Moira Gordon: Wee Templeton’s talent should not be undervalued – least of all by himself
DURING the last transfer window, Ryan McGowan posted a photo on Twitter of his friend David Templeton, jokingly bound and locked away at a so-called secret location. The message was clear – he didn’t want the wee winger going anywhere.
But with another deadline approaching, Rangers are again interested in signing him. It is now up to Hearts whether they want to let him go and whether the lad who was given the middle name Cooper, after the Rangers wing wizard Davie, wants to follow in his namesake’s footsteps and ply his trade up and down the Ibrox flanks.
However, last night he looked comfortable on the Anfield turf, mixing it in the middle of the pitch alongside the likes of England captain Steven Gerrard and he gave £15m Joe Allen as tough a game as the Welshman has endured since his arrival on Merseyside, working tirelessly.
Once again Hearts gaffer John McGlynn had him tucked in behind the central striker, John Sutton, and he proved a nightmare to pick up.
Watching in the stands was Hearts owner Vladimir Romanov. The murmurs were that he was over to perhaps rubber stamp any departure. But looking on last night, he must have believed that bigger and better offers could come in for the lad who was promoted from the academy and continues to mature.
From the minute he took the kick-off, Templeton was surrounded red shirts. Hardly surprising given Liverpool manager Brendan Rodgers respect for the former Scotland u-21 international’s skills and ability to unlock a game.
Templeton was a player the Anfield boss has been monitoring for a while and was linked with an interest in him while still at Swansea. However, consistency has been the Hearts player’s main downfall. On his game he is worthy of a bigger stage. But the bigger stage requires guaranteed performances.
The gamble for club – and player – is whether he can manage that and therefore secure the kind of move that would put any possible switch to Ibrox in the shade. It’s a gamble they have to weigh up before midnight tonight.
Last night may have made it easier for them to do that. With all the headlines linking him with the Old Firm side, some may have turned his head. If Templeton did let the speculation into his thinking, he channelled it in a positive way. Out to impress, he succeeded.
Far from overawed by the occasion, the footballing glitterati or the magnitude of the task or price tags, he tried the wee flicks, feints, the cheeky backheels and the surprises. But he also read the play well, getting onto the open spaces, picking up passes and linking well with his fellow foragers. He also dug deep, showing the graft and the pace to get back when necessary and help plug gaps which were in danger of being exposed by the men in red.

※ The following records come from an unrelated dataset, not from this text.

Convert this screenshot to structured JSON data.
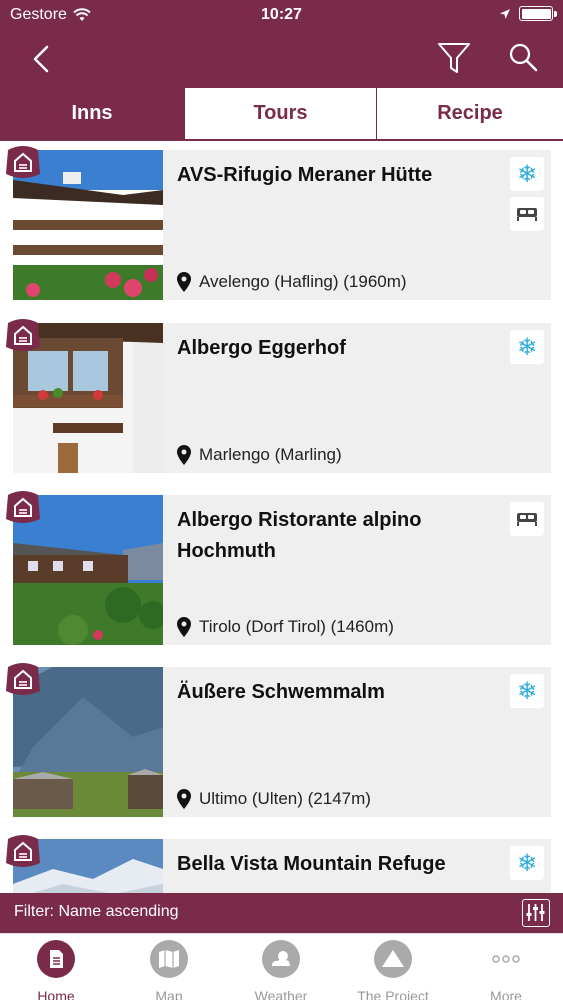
{
  "status_bar": {
    "carrier": "Gestore",
    "time": "10:27"
  },
  "tabs": [
    {
      "label": "Inns",
      "active": true
    },
    {
      "label": "Tours",
      "active": false
    },
    {
      "label": "Recipe",
      "active": false
    }
  ],
  "inns": [
    {
      "name": "AVS-Rifugio Meraner Hütte",
      "location": "Avelengo (Hafling) (1960m)",
      "features": [
        "snowflake-icon",
        "bed-icon"
      ]
    },
    {
      "name": "Albergo Eggerhof",
      "location": "Marlengo (Marling)",
      "features": [
        "snowflake-icon"
      ]
    },
    {
      "name": "Albergo Ristorante alpino Hochmuth",
      "location": "Tirolo (Dorf Tirol) (1460m)",
      "features": [
        "bed-icon"
      ]
    },
    {
      "name": "Äußere Schwemmalm",
      "location": "Ultimo (Ulten) (2147m)",
      "features": [
        "snowflake-icon"
      ]
    },
    {
      "name": "Bella Vista Mountain Refuge",
      "location": "",
      "features": [
        "snowflake-icon"
      ]
    }
  ],
  "filter_bar": {
    "text": "Filter: Name ascending"
  },
  "bottom_tabs": [
    {
      "label": "Home",
      "icon": "document-icon",
      "active": true
    },
    {
      "label": "Map",
      "icon": "map-icon",
      "active": false
    },
    {
      "label": "Weather",
      "icon": "weather-icon",
      "active": false
    },
    {
      "label": "The Project",
      "icon": "mountain-icon",
      "active": false
    },
    {
      "label": "More",
      "icon": "more-icon",
      "active": false
    }
  ],
  "colors": {
    "brand": "#7a2b4a",
    "snowflake": "#2eaee0",
    "inactive_tab": "#999999"
  }
}
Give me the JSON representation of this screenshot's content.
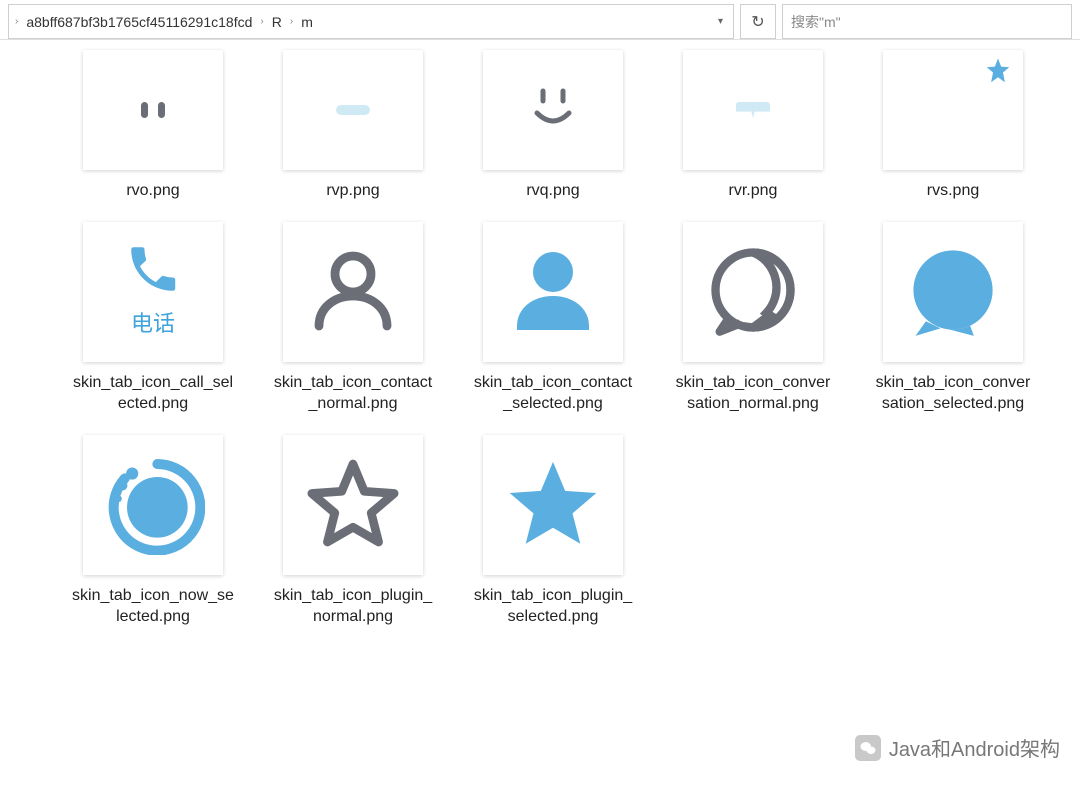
{
  "colors": {
    "accent": "#5aaee0",
    "muted": "#6b6e76",
    "light": "#cfeaf5"
  },
  "toolbar": {
    "crumbs": [
      "a8bff687bf3b1765cf45116291c18fcd",
      "R",
      "m"
    ],
    "search_placeholder": "搜索\"m\""
  },
  "files": [
    {
      "name": "rvo.png",
      "icon": "rvo-icon"
    },
    {
      "name": "rvp.png",
      "icon": "rvp-icon"
    },
    {
      "name": "rvq.png",
      "icon": "rvq-icon"
    },
    {
      "name": "rvr.png",
      "icon": "rvr-icon"
    },
    {
      "name": "rvs.png",
      "icon": "rvs-icon"
    },
    {
      "name": "skin_tab_icon_call_selected.png",
      "icon": "call-selected-icon",
      "label": "电话"
    },
    {
      "name": "skin_tab_icon_contact_normal.png",
      "icon": "contact-normal-icon"
    },
    {
      "name": "skin_tab_icon_contact_selected.png",
      "icon": "contact-selected-icon"
    },
    {
      "name": "skin_tab_icon_conversation_normal.png",
      "icon": "conversation-normal-icon"
    },
    {
      "name": "skin_tab_icon_conversation_selected.png",
      "icon": "conversation-selected-icon"
    },
    {
      "name": "skin_tab_icon_now_selected.png",
      "icon": "now-selected-icon"
    },
    {
      "name": "skin_tab_icon_plugin_normal.png",
      "icon": "plugin-normal-icon"
    },
    {
      "name": "skin_tab_icon_plugin_selected.png",
      "icon": "plugin-selected-icon"
    }
  ],
  "watermark": {
    "text": "Java和Android架构"
  }
}
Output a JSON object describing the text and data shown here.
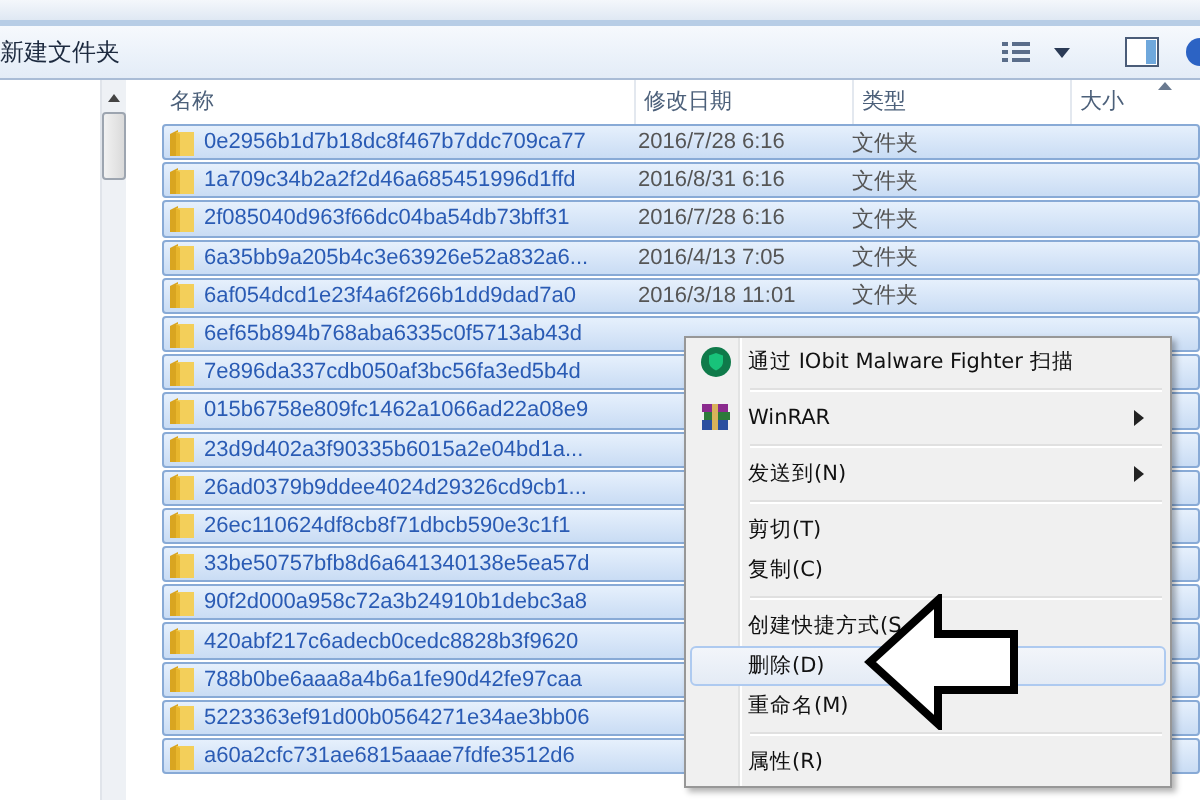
{
  "toolbar": {
    "new_folder": "新建文件夹"
  },
  "columns": [
    "名称",
    "修改日期",
    "类型",
    "大小"
  ],
  "rows": [
    {
      "name": "0e2956b1d7b18dc8f467b7ddc709ca77",
      "date": "2016/7/28 6:16",
      "type": "文件夹",
      "selected": true
    },
    {
      "name": "1a709c34b2a2f2d46a685451996d1ffd",
      "date": "2016/8/31 6:16",
      "type": "文件夹",
      "selected": true
    },
    {
      "name": "2f085040d963f66dc04ba54db73bff31",
      "date": "2016/7/28 6:16",
      "type": "文件夹",
      "selected": true
    },
    {
      "name": "6a35bb9a205b4c3e63926e52a832a6...",
      "date": "2016/4/13 7:05",
      "type": "文件夹",
      "selected": true
    },
    {
      "name": "6af054dcd1e23f4a6f266b1dd9dad7a0",
      "date": "2016/3/18 11:01",
      "type": "文件夹",
      "selected": true
    },
    {
      "name": "6ef65b894b768aba6335c0f5713ab43d",
      "selected": true
    },
    {
      "name": "7e896da337cdb050af3bc56fa3ed5b4d",
      "selected": true
    },
    {
      "name": "015b6758e809fc1462a1066ad22a08e9",
      "selected": true
    },
    {
      "name": "23d9d402a3f90335b6015a2e04bd1a...",
      "selected": true
    },
    {
      "name": "26ad0379b9ddee4024d29326cd9cb1...",
      "selected": true
    },
    {
      "name": "26ec110624df8cb8f71dbcb590e3c1f1",
      "selected": true
    },
    {
      "name": "33be50757bfb8d6a641340138e5ea57d",
      "selected": true
    },
    {
      "name": "90f2d000a958c72a3b24910b1debc3a8",
      "selected": true
    },
    {
      "name": "420abf217c6adecb0cedc8828b3f9620",
      "selected": true
    },
    {
      "name": "788b0be6aaa8a4b6a1fe90d42fe97caa",
      "selected": true
    },
    {
      "name": "5223363ef91d00b0564271e34ae3bb06",
      "selected": true
    },
    {
      "name": "a60a2cfc731ae6815aaae7fdfe3512d6",
      "selected": true
    }
  ],
  "context_menu": [
    {
      "kind": "shield",
      "label": "通过 IObit Malware Fighter 扫描",
      "selected": false
    },
    {
      "kind": "separator"
    },
    {
      "kind": "archive",
      "label": "WinRAR",
      "selected": false
    },
    {
      "kind": "separator"
    },
    {
      "kind": "submenu",
      "label": "发送到(N)",
      "selected": false
    },
    {
      "kind": "separator"
    },
    {
      "kind": "item",
      "label": "剪切(T)",
      "selected": false
    },
    {
      "kind": "item",
      "label": "复制(C)",
      "selected": false
    },
    {
      "kind": "separator"
    },
    {
      "kind": "item",
      "label": "创建快捷方式(S",
      "selected": false
    },
    {
      "kind": "item",
      "label": "删除(D)",
      "selected": true
    },
    {
      "kind": "item",
      "label": "重命名(M)",
      "selected": false
    },
    {
      "kind": "separator"
    },
    {
      "kind": "item",
      "label": "属性(R)",
      "selected": false
    }
  ]
}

It is said that Hearts would only consider letting him go for a “substantial” fee, but certain commentators have also suggested that could be between £500,000 and £1m. When compared with the men who surrounded him last night – some earning that kind of money in little more than a month – it would seem they may be selling him short.
The concern, of course, is that his contract is up next June and come January they could lose him for nothing, especially if he keeps turning in eyecatching performances. But that is an “if” and a “maybe”. But losing him now could prove even costlier to the side. Lacking strikers and still desperate for a replacement for Ian Black and Rudi Skacel in midfield, he at least excites in the supporting role. Even in the warm-up, as the team went through their shooting drills, he was one of the very few who found the target. Even if they got decent money for him, McGlynn would have little or no time to use any of the money he was given to spend wisely.
Templeton was hungry from the get-go and his shot had to be blocked in the box when he sped onto a Sutton back heel.
Using that speed he also left Liverpool midfielders in his wake. The home guard were left tangled up as they tried to get back at him but they couldn’t stop a ball into the box, which Sutton almost turned into something special.
The hunger he had to impress went deeper. Like the rest of the Hearts starting XI, he wanted a result and he fought with them to provide it.
It was Bill Shankley who said “We come not to play, we come to fight. We’re warriors. Warriors do not play”. Last night, Templeton came to play but he also came to fight. And Pepe Reina fumbled his shot over the line with six minutes to go, he proved his worth. And surely he’s worth more than a place in the Scottish Third Division.